La poca fiabilidad del presidente Sánchez

El presidente del Gobierno arrastra un histórico de traiciones y palabras incumplidas que generan dudas y recelos entre sus potenciales socios

Los que han tenido que negociar en algún momento con Pedro Sánchez aseguran que no es de fiar. Sus modos y su forma de actuar son correctas y amables. Eso sabe hacerlo. Sin embargo, sus acuerdos pueden saltar por los aires en cualquier momento si los aires provocan un cambio en el estado de opinión.

Existe un largo listado de declaraciones que apuntan hacia esta idea. Las primeras, no podía ser de otra forma, vienen desde la oposición.

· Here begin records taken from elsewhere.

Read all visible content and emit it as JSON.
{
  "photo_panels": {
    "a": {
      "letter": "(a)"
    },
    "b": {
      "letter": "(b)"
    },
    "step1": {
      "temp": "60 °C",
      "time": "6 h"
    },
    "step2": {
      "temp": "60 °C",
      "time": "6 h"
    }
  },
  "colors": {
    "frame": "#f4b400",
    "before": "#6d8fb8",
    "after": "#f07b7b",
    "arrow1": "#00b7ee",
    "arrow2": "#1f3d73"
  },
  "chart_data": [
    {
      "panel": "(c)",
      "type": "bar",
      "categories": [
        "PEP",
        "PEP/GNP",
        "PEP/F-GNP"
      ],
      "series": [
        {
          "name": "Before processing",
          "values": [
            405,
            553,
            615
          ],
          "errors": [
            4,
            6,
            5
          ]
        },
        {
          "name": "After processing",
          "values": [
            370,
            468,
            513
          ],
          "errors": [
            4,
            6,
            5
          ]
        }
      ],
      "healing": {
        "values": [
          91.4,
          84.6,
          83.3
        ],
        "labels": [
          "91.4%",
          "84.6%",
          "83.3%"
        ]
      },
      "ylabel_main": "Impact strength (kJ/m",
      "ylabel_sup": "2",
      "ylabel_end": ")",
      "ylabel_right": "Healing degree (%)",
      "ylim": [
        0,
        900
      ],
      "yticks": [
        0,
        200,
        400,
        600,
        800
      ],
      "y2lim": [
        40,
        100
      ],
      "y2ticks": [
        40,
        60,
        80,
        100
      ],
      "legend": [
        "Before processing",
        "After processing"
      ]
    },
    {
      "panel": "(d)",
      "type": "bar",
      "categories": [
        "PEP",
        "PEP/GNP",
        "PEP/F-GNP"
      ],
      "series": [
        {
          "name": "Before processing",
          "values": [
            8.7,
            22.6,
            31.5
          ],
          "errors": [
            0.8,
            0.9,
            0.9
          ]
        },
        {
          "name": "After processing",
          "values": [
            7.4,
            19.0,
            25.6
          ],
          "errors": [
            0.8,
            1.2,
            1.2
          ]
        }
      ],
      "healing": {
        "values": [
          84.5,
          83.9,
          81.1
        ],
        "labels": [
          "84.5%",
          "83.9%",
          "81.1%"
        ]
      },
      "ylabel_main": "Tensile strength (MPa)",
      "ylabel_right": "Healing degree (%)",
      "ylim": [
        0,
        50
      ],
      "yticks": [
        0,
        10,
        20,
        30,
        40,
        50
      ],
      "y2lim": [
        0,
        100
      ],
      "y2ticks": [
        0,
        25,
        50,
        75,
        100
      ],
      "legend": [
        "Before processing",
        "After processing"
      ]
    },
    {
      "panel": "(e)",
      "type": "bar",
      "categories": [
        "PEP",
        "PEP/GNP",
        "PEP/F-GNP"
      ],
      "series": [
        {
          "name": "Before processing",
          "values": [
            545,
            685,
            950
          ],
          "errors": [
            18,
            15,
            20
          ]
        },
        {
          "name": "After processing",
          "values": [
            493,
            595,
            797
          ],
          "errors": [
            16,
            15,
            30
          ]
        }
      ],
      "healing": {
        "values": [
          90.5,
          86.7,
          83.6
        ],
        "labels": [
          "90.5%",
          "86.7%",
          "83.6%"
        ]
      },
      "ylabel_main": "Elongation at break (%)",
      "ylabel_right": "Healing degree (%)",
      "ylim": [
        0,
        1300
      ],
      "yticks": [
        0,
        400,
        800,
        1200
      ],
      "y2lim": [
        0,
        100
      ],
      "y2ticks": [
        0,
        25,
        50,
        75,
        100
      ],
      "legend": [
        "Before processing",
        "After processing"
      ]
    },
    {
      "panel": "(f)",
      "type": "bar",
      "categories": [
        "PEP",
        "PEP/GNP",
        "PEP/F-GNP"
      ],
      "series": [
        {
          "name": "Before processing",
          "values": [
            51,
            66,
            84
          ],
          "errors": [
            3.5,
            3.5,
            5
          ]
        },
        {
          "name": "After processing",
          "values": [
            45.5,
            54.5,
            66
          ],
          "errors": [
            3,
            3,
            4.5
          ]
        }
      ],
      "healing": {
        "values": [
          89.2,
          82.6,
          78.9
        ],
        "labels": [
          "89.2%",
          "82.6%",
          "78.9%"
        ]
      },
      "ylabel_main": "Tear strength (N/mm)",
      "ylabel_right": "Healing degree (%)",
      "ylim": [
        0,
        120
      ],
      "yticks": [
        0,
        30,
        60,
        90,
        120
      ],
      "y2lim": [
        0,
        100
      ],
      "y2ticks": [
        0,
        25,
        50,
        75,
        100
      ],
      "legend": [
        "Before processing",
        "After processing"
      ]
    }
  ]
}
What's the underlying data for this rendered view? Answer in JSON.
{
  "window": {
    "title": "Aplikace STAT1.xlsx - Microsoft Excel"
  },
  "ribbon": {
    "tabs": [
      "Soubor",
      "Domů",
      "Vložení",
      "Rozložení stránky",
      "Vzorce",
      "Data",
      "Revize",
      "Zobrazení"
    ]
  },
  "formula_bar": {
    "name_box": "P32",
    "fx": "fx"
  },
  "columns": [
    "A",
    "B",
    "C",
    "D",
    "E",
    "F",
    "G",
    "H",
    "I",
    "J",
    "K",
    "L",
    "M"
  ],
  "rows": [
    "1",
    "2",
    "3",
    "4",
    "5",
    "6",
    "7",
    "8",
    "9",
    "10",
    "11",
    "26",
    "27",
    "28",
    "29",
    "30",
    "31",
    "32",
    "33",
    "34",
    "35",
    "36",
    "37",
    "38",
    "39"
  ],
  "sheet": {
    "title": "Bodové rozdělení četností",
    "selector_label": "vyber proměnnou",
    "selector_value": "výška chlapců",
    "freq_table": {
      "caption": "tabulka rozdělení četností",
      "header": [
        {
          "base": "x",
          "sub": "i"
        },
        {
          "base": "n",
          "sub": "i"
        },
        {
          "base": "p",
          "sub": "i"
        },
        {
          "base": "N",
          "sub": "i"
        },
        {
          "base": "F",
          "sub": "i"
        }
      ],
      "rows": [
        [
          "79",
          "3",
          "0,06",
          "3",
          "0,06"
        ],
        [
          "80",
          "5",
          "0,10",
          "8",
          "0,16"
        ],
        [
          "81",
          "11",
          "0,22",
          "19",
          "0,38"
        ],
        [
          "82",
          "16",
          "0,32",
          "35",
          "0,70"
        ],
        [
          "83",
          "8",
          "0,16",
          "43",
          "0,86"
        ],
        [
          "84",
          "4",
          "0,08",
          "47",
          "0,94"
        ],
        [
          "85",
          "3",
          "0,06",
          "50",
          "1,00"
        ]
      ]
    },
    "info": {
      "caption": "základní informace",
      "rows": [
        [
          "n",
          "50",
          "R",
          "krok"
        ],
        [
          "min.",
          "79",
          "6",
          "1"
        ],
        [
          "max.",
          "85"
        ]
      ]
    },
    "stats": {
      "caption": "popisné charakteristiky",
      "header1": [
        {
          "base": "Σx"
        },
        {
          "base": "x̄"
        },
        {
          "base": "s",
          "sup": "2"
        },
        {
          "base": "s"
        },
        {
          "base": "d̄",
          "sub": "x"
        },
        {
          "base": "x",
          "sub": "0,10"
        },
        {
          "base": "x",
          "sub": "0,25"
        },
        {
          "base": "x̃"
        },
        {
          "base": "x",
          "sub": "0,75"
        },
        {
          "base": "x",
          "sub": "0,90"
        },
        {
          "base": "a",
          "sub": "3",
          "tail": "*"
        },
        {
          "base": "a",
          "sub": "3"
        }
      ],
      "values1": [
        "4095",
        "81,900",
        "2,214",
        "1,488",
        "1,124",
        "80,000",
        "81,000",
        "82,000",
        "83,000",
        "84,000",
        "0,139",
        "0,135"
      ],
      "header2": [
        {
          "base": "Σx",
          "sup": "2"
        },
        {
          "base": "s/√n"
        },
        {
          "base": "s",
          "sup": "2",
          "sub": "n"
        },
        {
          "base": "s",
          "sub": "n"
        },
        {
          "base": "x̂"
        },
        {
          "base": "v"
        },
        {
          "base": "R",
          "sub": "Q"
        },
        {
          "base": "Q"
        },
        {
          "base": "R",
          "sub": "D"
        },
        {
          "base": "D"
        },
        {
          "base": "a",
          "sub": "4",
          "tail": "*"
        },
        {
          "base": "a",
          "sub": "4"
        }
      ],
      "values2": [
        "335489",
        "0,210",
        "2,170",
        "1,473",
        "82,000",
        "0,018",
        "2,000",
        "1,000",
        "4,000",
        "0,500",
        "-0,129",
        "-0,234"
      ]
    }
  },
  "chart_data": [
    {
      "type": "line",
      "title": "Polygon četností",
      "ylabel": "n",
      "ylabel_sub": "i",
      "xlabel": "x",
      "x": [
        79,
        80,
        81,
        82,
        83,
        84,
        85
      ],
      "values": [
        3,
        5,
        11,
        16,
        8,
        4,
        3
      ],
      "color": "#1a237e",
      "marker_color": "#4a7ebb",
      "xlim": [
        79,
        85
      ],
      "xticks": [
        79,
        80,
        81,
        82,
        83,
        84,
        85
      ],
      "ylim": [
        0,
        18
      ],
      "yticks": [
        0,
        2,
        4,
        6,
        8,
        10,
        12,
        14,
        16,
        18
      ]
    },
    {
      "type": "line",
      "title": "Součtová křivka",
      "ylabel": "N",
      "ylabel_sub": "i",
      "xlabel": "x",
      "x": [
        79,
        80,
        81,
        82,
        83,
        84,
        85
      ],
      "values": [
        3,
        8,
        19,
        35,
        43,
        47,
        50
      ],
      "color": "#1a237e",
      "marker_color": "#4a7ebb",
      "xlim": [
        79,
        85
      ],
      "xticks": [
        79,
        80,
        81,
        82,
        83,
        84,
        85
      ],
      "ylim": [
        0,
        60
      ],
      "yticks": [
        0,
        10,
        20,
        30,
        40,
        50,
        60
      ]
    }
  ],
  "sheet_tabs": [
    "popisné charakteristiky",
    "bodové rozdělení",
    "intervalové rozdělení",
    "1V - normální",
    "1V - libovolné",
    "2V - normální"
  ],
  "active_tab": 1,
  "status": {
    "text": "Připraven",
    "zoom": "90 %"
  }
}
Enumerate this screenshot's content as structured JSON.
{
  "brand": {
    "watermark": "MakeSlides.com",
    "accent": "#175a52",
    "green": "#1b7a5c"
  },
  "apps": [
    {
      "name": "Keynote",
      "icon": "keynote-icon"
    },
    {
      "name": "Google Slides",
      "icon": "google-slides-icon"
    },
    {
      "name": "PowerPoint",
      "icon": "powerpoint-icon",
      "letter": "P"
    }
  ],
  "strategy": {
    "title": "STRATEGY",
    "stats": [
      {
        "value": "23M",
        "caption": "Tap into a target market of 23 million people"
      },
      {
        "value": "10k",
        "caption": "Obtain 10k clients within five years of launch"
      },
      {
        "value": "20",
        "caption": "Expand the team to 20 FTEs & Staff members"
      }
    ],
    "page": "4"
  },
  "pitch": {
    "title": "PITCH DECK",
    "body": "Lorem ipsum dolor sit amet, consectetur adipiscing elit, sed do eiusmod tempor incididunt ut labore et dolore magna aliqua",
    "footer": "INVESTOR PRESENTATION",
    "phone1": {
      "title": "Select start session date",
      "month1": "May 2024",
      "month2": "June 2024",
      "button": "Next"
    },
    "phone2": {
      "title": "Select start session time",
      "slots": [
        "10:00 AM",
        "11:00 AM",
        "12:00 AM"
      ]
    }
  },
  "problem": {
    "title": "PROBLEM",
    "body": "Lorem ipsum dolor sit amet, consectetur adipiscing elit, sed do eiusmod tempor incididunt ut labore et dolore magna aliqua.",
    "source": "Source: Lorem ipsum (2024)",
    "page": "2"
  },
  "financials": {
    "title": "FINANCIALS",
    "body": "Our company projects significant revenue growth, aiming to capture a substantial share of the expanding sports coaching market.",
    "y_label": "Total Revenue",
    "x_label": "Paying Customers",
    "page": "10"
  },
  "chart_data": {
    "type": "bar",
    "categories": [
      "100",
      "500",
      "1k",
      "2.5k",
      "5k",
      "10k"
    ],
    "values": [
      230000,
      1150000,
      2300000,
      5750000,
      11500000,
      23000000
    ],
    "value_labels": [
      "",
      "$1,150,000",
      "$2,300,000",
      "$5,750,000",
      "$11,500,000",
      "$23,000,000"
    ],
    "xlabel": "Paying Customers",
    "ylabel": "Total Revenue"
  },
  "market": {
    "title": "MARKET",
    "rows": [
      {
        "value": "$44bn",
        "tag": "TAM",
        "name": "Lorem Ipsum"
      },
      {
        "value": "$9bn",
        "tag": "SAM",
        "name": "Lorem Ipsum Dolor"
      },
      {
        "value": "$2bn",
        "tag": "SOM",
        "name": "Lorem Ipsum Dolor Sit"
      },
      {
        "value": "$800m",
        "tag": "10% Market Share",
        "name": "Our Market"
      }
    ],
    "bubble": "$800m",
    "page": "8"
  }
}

Pablo Casado, y en su tiempo Mariano Rajoy cuando fue presidente, declararon con claridad que Sánchez, como dirigente, no era de fiar.

En esa misma línea son los comentarios que se atribuyen a los colaboradores en su gestión. Lo ha afirmado en más de una ocasión Pablo Iglesias, Gabriel Rufián, Ana Oramas y hasta Inés Arrimadas que, a pesar de estar en las antípodas en muchas ocasiones ha declarado, junto a Albert Rivera, la nula fiabilidad de Pedro Sánchez.

Arrimadas es mucho más concreta. “No me fío de Sánchez”. Lo ha dicho en público y en privado. En el Congreso de los Diputados y en rueda de prensa. Y mucho de ello fue lo que frustró, en aquel momento, las negociaciones de la penúltima legislatura que obligó a convocar elecciones.

El ejemplo más claro que las hemerotecas conservan sobre la fiabilidad de Sánchez fue su famosa imposibilidad de conciliar el sueño si Pablo Iglesias acabara en el Gobierno. Con melatonina o valeriana Pedro Sánchez aparenta buena forma, lo que demuestra que sus afirmaciones están muy lejos de explicar lo que piensa y cerca de perseguir sus ambiciones.

El ejemplo más claro que las hemerotecas conservan sobre la fiabilidad de Sánchez fue su famosa imposibilidad de conciliar el sueño si Pablo Iglesias acabara en el Gobierno

Un Gobierno con un presidente poco fiable adquiere unos tics que se trasladan a la gestión. Los ministros acostumbran a trabajar en esta zozobra. Los ministerios son otra cuestión. Las estructuras de un Estado potente y organizado como España, aunque a veces sea para mal, están por encima del último que acaba de llegar. En muchas ocasiones es el funcionariado, por mucho que se lo critique, quien salva los muebles y los cimientos no se resquebrajen.

Los ministros se acostumbran a este zarandeo. Menos Salvador Illa, que mantiene una gestión en paralelo y con una visualización pública que parece jugar en otra liga, el resto van respondiendo a las minicrisis que van generando las contradictorias declaraciones de unos y otros. Sea el ministro de Consumo, Alberto Garzón, o la ministra de Hacienda, María Jesús Montero, o el de Interior, Fernando Grande-Marlaska.

Todos se han habituado a corregirse sin apenas despeinarse. Un don que tienen los malos ejecutivos o los equipos que, en su propia rutina, juegan a la contradicción antes comentada.

En resumen, la crisis de la Covid-19 esconde muchas carencias de gestión. Nada hubiera sido igual en nuestras vidas sin esta maldita proteína. ¡Por supuesto! Pero al Gobierno le ha facilitado un enemigo común que ha conseguido armonizar en lo posible diferentes acciones. De no ser así, seguiríamos con Franco o el aborto.

Es difícil aceptarlo, pero con el dictador los diferentes gobiernos socialistas siempre han tenido un sustento comunicativo para aislar las meteduras de pata habituales. Lo de ahora son palabras mayores.

Y así, el ministro que llegó a la Sanidad para ejercer de conector avanzado entre el gobierno sociopodemita y el procés porque era un ministerio con poco contenido se ha convertido en el bálsamo o el reclamo perfecto para unificar criterios en las reuniones del Consejo de Gobierno. Y no porque lo hagan bien, sino porque no hay nada peor por donde llamar la atención. Paciencia.